Because Dixmoor missed the deadline, the county can't collect property taxes on Dixmoor's behalf this year. The county also will seek the return of the roughly $192,000 in property tax revenue paid to Dixmoor earlier this year, money the county could recover by taking deductions from future tax payments, officials said.
Cook County Treasurer Maria Pappas said the clerk's office instructed her department to give Dixmoor the money, so her office was required by law to pay it out.
Bill Vaselopulos, who is in charge of tax rate calculations for the clerk's office, said officials at the clerk's office assumed the village was simply late in sending the approved paperwork.
The clerk's office has only a few weeks after the December deadline to determine the year's first payments to tax districts, Vaselopulos said. Not wanting to withhold money it knew Dixmoor desperately needed, the clerk's office decided to authorize the distributions, he said.
"We don't want to err on the side of cutting the money off when the possibility exists that they will be entitled to the money this year," Vaselopulos said. "It's something where you have to make a reasonable estimate of how to proceed, and that's what we did."
Dixmoor was first told it had to pay the money back to the county last month, when the county sent routine statements about this year's tax payments to municipalities, according to the treasurer's office.
Now, Dixmoor's elected officials must decide where to make deep cuts to make up for the more than $400,000 in lost revenue, a painful task in one of the state's poorest areas. The revenue is typically used to pay for "just about everything," Grimmett said, from village employees' salaries to road maintenance.
Several village leaders said they haven't made final decisions about where to cut costs. They also disagree about who deserves the blame for the blown deadline.
Grimmett and two of the village's six trustees said the other four trustees refused to approve the tax paperwork in an effort to hurt the village president's image.
"There are some trustees, in my opinion, that don't want us to move forward for personal and political reasons," said Yvonne Davis, one of the two trustees supporting Grimmett. "That's my feeling on it because they knew up front that the levy had to be passed."
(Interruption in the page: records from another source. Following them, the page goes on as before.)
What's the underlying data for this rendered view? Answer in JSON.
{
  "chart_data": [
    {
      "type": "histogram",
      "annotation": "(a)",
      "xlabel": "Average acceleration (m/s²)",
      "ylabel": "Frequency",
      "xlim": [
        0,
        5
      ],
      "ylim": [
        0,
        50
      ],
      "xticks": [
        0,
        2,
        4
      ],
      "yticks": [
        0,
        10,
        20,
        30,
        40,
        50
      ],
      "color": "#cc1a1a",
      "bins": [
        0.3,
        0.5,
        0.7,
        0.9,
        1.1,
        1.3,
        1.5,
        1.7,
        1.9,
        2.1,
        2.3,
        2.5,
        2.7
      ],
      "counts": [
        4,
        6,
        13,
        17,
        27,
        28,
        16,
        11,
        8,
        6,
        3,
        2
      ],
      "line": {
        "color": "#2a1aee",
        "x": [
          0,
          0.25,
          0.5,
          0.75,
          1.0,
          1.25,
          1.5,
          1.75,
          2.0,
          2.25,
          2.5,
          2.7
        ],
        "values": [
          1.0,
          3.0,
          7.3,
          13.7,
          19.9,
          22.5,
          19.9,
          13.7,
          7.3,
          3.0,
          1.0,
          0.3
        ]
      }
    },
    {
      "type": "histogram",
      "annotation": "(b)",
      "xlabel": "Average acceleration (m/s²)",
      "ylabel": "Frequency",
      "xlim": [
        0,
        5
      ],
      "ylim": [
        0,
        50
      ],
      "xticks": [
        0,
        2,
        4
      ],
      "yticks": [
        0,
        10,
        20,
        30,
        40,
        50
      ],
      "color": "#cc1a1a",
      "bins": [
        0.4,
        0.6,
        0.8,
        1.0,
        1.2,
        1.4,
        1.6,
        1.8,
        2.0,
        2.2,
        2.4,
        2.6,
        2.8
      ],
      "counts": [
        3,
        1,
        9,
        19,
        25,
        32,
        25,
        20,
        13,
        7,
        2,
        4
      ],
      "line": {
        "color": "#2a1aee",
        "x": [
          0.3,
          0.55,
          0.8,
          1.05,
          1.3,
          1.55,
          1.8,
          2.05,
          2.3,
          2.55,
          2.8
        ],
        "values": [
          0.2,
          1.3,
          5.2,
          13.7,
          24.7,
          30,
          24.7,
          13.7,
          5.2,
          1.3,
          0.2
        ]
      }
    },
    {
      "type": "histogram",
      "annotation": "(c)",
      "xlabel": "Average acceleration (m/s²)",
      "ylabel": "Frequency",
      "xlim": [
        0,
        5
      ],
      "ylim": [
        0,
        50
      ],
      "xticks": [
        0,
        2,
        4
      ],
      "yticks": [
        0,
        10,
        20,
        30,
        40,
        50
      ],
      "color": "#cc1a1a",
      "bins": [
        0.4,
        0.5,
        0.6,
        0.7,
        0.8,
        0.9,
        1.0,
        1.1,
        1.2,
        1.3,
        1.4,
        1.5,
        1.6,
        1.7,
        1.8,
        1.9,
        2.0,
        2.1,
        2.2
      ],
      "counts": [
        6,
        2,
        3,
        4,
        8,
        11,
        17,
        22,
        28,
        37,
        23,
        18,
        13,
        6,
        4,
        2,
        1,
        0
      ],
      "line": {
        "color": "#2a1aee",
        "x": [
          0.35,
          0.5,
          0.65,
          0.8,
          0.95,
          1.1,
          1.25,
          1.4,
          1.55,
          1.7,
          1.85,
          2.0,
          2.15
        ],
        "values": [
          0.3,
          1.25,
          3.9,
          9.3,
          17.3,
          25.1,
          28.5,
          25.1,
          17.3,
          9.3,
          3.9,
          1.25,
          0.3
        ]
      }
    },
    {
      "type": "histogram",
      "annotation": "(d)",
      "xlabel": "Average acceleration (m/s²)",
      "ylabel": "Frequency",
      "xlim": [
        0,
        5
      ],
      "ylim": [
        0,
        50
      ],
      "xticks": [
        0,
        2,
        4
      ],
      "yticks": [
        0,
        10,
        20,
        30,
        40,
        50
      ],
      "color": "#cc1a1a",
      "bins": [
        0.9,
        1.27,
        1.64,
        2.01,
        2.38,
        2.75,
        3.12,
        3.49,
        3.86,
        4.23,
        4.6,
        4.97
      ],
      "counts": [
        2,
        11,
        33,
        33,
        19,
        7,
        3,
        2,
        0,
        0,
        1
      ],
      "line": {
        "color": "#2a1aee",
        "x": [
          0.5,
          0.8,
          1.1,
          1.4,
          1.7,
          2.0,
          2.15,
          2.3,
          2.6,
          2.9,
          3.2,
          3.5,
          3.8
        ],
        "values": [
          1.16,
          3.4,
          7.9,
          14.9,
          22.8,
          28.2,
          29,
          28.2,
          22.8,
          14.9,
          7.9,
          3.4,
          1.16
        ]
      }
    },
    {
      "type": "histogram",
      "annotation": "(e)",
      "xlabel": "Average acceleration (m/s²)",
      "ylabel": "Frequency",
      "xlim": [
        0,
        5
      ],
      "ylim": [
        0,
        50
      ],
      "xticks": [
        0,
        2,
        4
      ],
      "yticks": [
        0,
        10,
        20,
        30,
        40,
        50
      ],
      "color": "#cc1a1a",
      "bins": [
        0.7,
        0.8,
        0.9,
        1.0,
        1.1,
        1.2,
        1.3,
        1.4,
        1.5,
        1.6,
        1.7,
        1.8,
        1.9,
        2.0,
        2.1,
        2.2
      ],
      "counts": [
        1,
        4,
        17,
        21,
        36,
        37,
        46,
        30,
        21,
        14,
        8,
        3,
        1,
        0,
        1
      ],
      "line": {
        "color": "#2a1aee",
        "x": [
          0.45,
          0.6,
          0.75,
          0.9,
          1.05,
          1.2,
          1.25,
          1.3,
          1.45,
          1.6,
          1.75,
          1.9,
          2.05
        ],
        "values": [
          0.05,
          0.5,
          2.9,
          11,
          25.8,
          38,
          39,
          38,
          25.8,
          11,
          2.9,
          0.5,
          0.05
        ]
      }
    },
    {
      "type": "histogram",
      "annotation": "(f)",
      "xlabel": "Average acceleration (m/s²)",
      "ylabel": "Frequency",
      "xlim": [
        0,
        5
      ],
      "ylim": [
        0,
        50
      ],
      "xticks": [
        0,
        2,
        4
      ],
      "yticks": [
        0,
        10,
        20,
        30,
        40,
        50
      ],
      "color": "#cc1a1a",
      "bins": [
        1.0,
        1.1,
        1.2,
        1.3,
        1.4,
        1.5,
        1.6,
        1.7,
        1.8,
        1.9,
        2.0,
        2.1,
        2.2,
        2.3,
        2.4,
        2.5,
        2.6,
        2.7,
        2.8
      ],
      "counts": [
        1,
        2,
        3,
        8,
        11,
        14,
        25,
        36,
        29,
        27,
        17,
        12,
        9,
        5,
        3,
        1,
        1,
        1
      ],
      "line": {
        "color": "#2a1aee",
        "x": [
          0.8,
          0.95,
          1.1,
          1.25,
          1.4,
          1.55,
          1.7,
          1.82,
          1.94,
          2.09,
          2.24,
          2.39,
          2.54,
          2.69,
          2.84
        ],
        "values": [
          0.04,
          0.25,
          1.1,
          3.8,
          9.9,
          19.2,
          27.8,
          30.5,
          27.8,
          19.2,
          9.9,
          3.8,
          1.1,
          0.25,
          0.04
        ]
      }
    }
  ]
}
Some of the trustees who oppose Grimmett said they didn't approve the tax paperwork before the deadline because they didn't trust the financial information upon which it was based. Several also accused Grimmett of being unwilling to deal with their concerns.
"He has not been trying to work with this board since the new board has been elected," said Michael Smith, one of the trustees who sided against the mayor. "He has been against everything that we have tried to put on the table to better Dixmoor."
Several trustees said a financial adviser and the village attorney told them in public meetings that they would lose the tax revenue if they didn't pass the levy by the deadline. Still, at least a few of the trustees didn't seem to realize the consequences of missing the deadline, they said.
News of the botched deadline spread slowly at first through word of mouth, but tax bills mailed in late June were the first indication for many residents that something was wrong. The bills listed nothing but zeros on the line that shows how much residents owe the village, even though all the other tax districts on the bills were still owed money.
Some residents said they were disappointed, but not surprised, by the missed deadline and the political squabbling among Dixmoor's leaders.
"I've been here four years, and it's not really a shock," said Shnigqua Rolark, shaking her head as she leaned on the fence in front of her house.
Rolark's neighbor, Ronni Russell, said he has no doubt the village will miss the money.
"Have you walked around this neighborhood lately?" he asked. "Have you seen all the boarded-up houses? Four hundred thousand dollars could fix that."